Billi dug his claws into the branch with all his strength. To fall into the churning, rapidly moving water could spell his end. He had to stay on the branch.
Through his fear, Billi could hear the faint cries of humans caught up in the same terrific flood. Some were floating by him and screaming for help, others were going under. He saw a small girl child whooshing past rapidly, flailing to keep afloat. It looked like the girl he’d seen at the orchard! Other humans and a large dog were floating nearby on a piece of broken roof and screaming, “Nandini, Nandini!” But they could do nothing to save her. She was going under. At that moment, the dog leapt off the roof and swam rapidly toward her. The girl grabbed his fur and held on tight.
Then, as suddenly as it had started, the storm stopped. The river retreated. The flood was over. Billi crawled out of the water and collapsed, vaguely aware of Nandini and the dog lying safely on shore farther upstream. He fell asleep.

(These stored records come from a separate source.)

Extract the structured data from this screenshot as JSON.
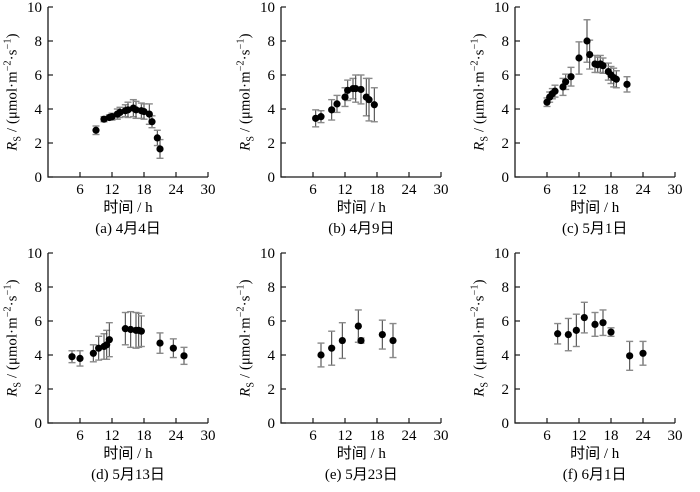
{
  "figure": {
    "background": "#ffffff",
    "axis_color": "#1a1a1a",
    "point_color": "#000000",
    "errorbar_color": "#4a4a4a",
    "errorbar_cap_color": "#8a8a8a"
  },
  "labels": {
    "xlabel": "时间 / h",
    "ylabel_text": "RS / (μmol·m−2·s−1)",
    "ylabel": {
      "var": "R",
      "var_sub": "S",
      "sep": " / (",
      "unit_a": "μmol·m",
      "exp_a": "−2",
      "unit_b": "·s",
      "exp_b": "−1",
      "close": ")"
    }
  },
  "chart_data": [
    {
      "type": "scatter",
      "panel": "a",
      "caption": "(a) 4月4日",
      "xlabel": "时间 / h",
      "ylabel": "RS / (μmol·m−2·s−1)",
      "xlim": [
        0,
        30
      ],
      "ylim": [
        0,
        10
      ],
      "xticks": [
        6,
        12,
        18,
        24,
        30
      ],
      "yticks": [
        0,
        2,
        4,
        6,
        8,
        10
      ],
      "x": [
        9,
        10.5,
        11.5,
        12,
        13,
        13.5,
        14.5,
        15,
        16,
        16.5,
        17.5,
        18,
        19,
        19.5,
        20.5,
        21
      ],
      "y": [
        2.75,
        3.4,
        3.5,
        3.55,
        3.7,
        3.8,
        3.9,
        3.95,
        4.05,
        3.95,
        3.9,
        3.85,
        3.7,
        3.25,
        2.3,
        1.65
      ],
      "yerr": [
        0.25,
        0.15,
        0.15,
        0.2,
        0.3,
        0.3,
        0.35,
        0.45,
        0.5,
        0.5,
        0.45,
        0.45,
        0.6,
        0.35,
        0.45,
        0.55
      ]
    },
    {
      "type": "scatter",
      "panel": "b",
      "caption": "(b) 4月9日",
      "xlabel": "时间 / h",
      "ylabel": "RS / (μmol·m−2·s−1)",
      "xlim": [
        0,
        30
      ],
      "ylim": [
        0,
        10
      ],
      "xticks": [
        6,
        12,
        18,
        24,
        30
      ],
      "yticks": [
        0,
        2,
        4,
        6,
        8,
        10
      ],
      "x": [
        6.5,
        7.5,
        9.5,
        10.5,
        12,
        12.5,
        13.5,
        14,
        15,
        16,
        16.5,
        17.5
      ],
      "y": [
        3.45,
        3.55,
        3.95,
        4.3,
        4.7,
        5.1,
        5.2,
        5.2,
        5.15,
        4.7,
        4.55,
        4.25
      ],
      "yerr": [
        0.5,
        0.35,
        0.6,
        0.5,
        0.55,
        0.6,
        0.6,
        0.8,
        0.85,
        1.1,
        1.25,
        1.0
      ]
    },
    {
      "type": "scatter",
      "panel": "c",
      "caption": "(c) 5月1日",
      "xlabel": "时间 / h",
      "ylabel": "RS / (μmol·m−2·s−1)",
      "xlim": [
        0,
        30
      ],
      "ylim": [
        0,
        10
      ],
      "xticks": [
        6,
        12,
        18,
        24,
        30
      ],
      "yticks": [
        0,
        2,
        4,
        6,
        8,
        10
      ],
      "x": [
        6,
        6.5,
        7,
        7.5,
        9,
        9.5,
        10.5,
        12,
        13.5,
        14,
        15,
        15.5,
        16,
        16.5,
        17.5,
        18,
        18.5,
        19,
        21
      ],
      "y": [
        4.4,
        4.7,
        4.9,
        5.05,
        5.3,
        5.6,
        5.9,
        7.0,
        8.0,
        7.2,
        6.65,
        6.6,
        6.65,
        6.55,
        6.2,
        6.0,
        5.85,
        5.75,
        5.45
      ],
      "yerr": [
        0.25,
        0.3,
        0.3,
        0.35,
        0.5,
        0.45,
        0.55,
        0.95,
        1.25,
        0.85,
        0.5,
        0.45,
        0.5,
        0.45,
        0.5,
        0.5,
        0.55,
        0.5,
        0.45
      ]
    },
    {
      "type": "scatter",
      "panel": "d",
      "caption": "(d) 5月13日",
      "xlabel": "时间 / h",
      "ylabel": "RS / (μmol·m−2·s−1)",
      "xlim": [
        0,
        30
      ],
      "ylim": [
        0,
        10
      ],
      "xticks": [
        6,
        12,
        18,
        24,
        30
      ],
      "yticks": [
        0,
        2,
        4,
        6,
        8,
        10
      ],
      "x": [
        4.5,
        6,
        8.5,
        9.5,
        10.5,
        11,
        11.5,
        14.5,
        15.5,
        16.5,
        17,
        17.5,
        21,
        23.5,
        25.5
      ],
      "y": [
        3.9,
        3.8,
        4.1,
        4.4,
        4.5,
        4.6,
        4.9,
        5.55,
        5.5,
        5.45,
        5.45,
        5.4,
        4.7,
        4.4,
        3.95
      ],
      "yerr": [
        0.35,
        0.45,
        0.5,
        0.7,
        0.75,
        0.85,
        1.0,
        0.95,
        1.05,
        1.05,
        1.0,
        0.9,
        0.6,
        0.55,
        0.5
      ]
    },
    {
      "type": "scatter",
      "panel": "e",
      "caption": "(e) 5月23日",
      "xlabel": "时间 / h",
      "ylabel": "RS / (μmol·m−2·s−1)",
      "xlim": [
        0,
        30
      ],
      "ylim": [
        0,
        10
      ],
      "xticks": [
        6,
        12,
        18,
        24,
        30
      ],
      "yticks": [
        0,
        2,
        4,
        6,
        8,
        10
      ],
      "x": [
        7.5,
        9.5,
        11.5,
        14.5,
        15,
        19,
        21
      ],
      "y": [
        4.0,
        4.4,
        4.85,
        5.7,
        4.85,
        5.2,
        4.85
      ],
      "yerr": [
        0.7,
        1.0,
        1.05,
        0.95,
        0.15,
        0.85,
        1.0
      ]
    },
    {
      "type": "scatter",
      "panel": "f",
      "caption": "(f) 6月1日",
      "xlabel": "时间 / h",
      "ylabel": "RS / (μmol·m−2·s−1)",
      "xlim": [
        0,
        30
      ],
      "ylim": [
        0,
        10
      ],
      "xticks": [
        6,
        12,
        18,
        24,
        30
      ],
      "yticks": [
        0,
        2,
        4,
        6,
        8,
        10
      ],
      "x": [
        8,
        10,
        11.5,
        13,
        15,
        16.5,
        18,
        21.5,
        24
      ],
      "y": [
        5.25,
        5.2,
        5.45,
        6.2,
        5.8,
        5.9,
        5.35,
        3.95,
        4.1
      ],
      "yerr": [
        0.6,
        0.95,
        0.95,
        0.9,
        0.7,
        0.75,
        0.25,
        0.85,
        0.7
      ]
    }
  ]
}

When Billi awoke some hours later, he found himself to be within three tree lengths of a house. Built on a small hill, it had survived the flood intact. Billi dragged himself toward it, hoping to find Nandini and the dog inside. He was curious—perhaps concerned—to see if they were all right.
After leaping gracefully onto the window ledge, he peered in through the window. Inside, he saw dozens of humans crowded around a roaring fire. Many were wrapped in blankets and appeared to be in shock. Lying in a place of honor, curled directly in front of the fire, were Nandini and the dog. She had her arms around him, and he had his paws around her.
Involuntarily, Billi let out a sharp “m’-roww”—he was so happy that they were safe, he was so unhappy to be damp and bedraggled outside that cozy scene, and alone. No one had ever cuddled him like that.
Suddenly, a mass of two-foots came swarming to ward him.
“Get away, you horrid billi!”
“You filthy beast!”
“He’s looking for meat! He wants victims of the flood!”
“Kill him! Kill him!”
Pots and plates came hurling toward him, and some of the men were grabbing sticks and spears. Terrified, Billi bounded away into the forest and darted up a tree as fast as he could. He crashed from branch to branch, tree to tree, hollow to hollow, hill to hill. He had to get away, away, away from those horrible humans. How he hated them.